Exercise 4. Example 4 reports a Bermudan premium of approximately 7\% over the European price. Explain qualitatively why the Bermudan premium depends on the mean-reversion speed \(\lambda\). If \(\lambda\) is very large (strong mean reversion), would you expect the Bermudan premium to increase or decrease? Justify your reasoning.

Solution to Exercise 4

Dependence of Bermudan premium on \(\lambda\):

The Bermudan premium arises from the value of choosing the optimal exercise date. This optionality depends on how much the swap value can change between exercise dates.

Small \(\lambda\) (weak mean reversion): The short rate has high persistence.
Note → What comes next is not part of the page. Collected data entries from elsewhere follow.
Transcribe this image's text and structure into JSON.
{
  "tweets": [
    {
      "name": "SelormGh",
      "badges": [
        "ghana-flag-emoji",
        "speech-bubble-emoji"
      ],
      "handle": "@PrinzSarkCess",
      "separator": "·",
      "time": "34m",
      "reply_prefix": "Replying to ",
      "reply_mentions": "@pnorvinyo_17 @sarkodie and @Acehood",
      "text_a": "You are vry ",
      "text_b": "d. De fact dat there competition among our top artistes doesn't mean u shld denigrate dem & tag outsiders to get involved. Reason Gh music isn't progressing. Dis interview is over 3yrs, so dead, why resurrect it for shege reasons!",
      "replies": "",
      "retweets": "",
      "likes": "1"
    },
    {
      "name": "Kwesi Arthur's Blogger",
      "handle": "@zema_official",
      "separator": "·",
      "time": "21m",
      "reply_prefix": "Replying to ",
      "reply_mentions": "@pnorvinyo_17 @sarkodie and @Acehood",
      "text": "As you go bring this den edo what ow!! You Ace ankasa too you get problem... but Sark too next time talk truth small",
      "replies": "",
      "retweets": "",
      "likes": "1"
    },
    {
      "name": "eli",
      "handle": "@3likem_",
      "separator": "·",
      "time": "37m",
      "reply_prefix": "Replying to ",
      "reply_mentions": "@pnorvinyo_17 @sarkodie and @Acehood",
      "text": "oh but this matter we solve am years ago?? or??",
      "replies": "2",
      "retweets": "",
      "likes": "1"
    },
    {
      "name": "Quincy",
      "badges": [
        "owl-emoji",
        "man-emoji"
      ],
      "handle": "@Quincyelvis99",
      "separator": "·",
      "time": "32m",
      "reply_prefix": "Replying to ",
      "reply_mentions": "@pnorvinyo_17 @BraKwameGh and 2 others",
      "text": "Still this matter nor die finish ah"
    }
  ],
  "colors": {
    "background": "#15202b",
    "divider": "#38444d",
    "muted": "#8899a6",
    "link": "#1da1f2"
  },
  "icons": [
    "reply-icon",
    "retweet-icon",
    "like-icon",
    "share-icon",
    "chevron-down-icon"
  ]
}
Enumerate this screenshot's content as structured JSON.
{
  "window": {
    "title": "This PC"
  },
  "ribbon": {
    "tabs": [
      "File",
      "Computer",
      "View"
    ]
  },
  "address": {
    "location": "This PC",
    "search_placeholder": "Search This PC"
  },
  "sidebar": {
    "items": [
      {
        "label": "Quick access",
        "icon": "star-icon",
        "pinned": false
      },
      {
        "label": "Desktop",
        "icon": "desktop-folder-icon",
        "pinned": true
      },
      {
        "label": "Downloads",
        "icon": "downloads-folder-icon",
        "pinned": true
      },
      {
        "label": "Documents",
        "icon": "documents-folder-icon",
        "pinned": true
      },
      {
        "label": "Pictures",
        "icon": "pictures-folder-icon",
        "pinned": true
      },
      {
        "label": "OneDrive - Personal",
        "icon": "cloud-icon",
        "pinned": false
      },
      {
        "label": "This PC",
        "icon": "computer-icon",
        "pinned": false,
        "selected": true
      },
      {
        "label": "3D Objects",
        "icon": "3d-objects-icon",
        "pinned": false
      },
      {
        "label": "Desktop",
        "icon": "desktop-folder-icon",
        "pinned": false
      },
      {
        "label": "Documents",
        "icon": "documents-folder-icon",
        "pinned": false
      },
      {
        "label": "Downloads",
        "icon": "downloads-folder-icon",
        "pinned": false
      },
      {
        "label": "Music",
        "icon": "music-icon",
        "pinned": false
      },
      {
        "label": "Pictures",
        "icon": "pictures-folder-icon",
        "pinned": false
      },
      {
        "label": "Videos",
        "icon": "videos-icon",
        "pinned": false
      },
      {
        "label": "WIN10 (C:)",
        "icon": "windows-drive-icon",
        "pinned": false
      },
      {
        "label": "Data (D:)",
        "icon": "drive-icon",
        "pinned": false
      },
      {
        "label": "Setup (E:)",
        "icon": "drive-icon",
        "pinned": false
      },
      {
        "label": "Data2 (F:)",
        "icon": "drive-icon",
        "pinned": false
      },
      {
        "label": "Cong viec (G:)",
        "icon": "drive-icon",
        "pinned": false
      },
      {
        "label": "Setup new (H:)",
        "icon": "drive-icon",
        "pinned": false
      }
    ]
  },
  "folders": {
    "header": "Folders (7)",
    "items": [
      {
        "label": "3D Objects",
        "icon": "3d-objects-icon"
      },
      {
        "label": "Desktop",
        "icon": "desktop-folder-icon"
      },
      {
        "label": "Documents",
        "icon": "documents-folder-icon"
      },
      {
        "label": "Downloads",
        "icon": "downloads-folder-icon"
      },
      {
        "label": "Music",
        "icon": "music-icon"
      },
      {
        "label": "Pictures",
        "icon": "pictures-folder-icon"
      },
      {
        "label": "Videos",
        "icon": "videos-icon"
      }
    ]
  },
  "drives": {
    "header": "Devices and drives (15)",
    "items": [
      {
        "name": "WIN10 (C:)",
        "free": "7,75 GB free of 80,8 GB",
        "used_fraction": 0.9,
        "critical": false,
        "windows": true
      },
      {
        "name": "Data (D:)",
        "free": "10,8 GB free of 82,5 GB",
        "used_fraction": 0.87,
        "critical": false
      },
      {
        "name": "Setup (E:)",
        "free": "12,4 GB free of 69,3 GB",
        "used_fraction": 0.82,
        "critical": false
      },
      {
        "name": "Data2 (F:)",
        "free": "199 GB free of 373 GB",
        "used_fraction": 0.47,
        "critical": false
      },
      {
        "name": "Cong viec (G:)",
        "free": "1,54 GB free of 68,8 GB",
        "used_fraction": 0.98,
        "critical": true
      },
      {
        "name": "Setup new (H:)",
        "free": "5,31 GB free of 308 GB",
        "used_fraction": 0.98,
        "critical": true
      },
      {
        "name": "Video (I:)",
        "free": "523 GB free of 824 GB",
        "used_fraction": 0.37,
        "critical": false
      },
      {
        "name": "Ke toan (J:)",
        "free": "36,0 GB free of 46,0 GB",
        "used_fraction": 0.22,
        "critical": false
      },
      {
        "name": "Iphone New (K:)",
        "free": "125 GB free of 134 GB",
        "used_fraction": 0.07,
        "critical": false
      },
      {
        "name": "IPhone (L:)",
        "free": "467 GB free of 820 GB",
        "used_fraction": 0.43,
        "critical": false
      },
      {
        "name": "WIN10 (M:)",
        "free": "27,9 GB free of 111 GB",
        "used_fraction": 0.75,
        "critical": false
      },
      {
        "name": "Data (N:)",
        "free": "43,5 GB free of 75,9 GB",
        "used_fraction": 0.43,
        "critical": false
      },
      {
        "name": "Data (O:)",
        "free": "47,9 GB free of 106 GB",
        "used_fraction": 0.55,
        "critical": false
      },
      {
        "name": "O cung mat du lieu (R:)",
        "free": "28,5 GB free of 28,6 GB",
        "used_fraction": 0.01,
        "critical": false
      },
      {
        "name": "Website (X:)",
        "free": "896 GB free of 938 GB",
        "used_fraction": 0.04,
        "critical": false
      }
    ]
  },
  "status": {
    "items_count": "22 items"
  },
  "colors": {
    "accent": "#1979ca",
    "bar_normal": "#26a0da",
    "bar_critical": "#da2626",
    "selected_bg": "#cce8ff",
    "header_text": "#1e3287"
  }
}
A rate move at \(t = 5\) is likely to persist at \(t = 6, 7, \ldots\), so the holder gains little by waiting --- the swap value is similar across exercise dates. However, weak mean reversion also means higher rate variance, creating larger deviations from the mean, which increases the chance that exercise is optimal at a non-first date.
Large \(\lambda\) (strong mean reversion): The short rate quickly reverts to its long-run level. Between exercise dates (1 year apart), a significant rate movement can occur followed by partial reversion. This means the swap value at \(t = 6\) can differ substantially from its value at \(t = 5\) if rates revert. The holder benefits from the ability to wait for a favorable rate scenario.

However, the dominant effect is that strong mean reversion reduces the overall rate volatility at longer horizons (since \(\sigma_r^2(\infty) = \sigma^2/(2\lambda)\) decreases with \(\lambda\)). Lower rate volatility means all option values are lower, including the Bermudan premium.

Net effect: If \(\lambda\) is very large, the Bermudan premium decreases because the reduced rate volatility diminishes the value of all embedded options. The early-exercise feature has less value when the rate distribution at each exercise date is tightly concentrated around the mean, leaving little room for the exercise decision to add value.

Exercise 5. Design a fifth example: price a 3-year annual cap with strike 3\% using three methods: (a) the closed-form caplet formula (sum of caplets), (b) Monte Carlo with 50,000 paths, and (c) the trinomial tree with 200 steps per year. Report the price from each method and the computation time. Which method is most accurate for this product, and why?

Solution to Exercise 5

Design of Example 5: 3-year annual cap, strike 3%

The cap consists of 2 caplets: reset at \(T = 1\) (payment at \(T = 2\)) and reset at \(T = 2\) (payment at \(T = 3\)), with \(\delta = 1\).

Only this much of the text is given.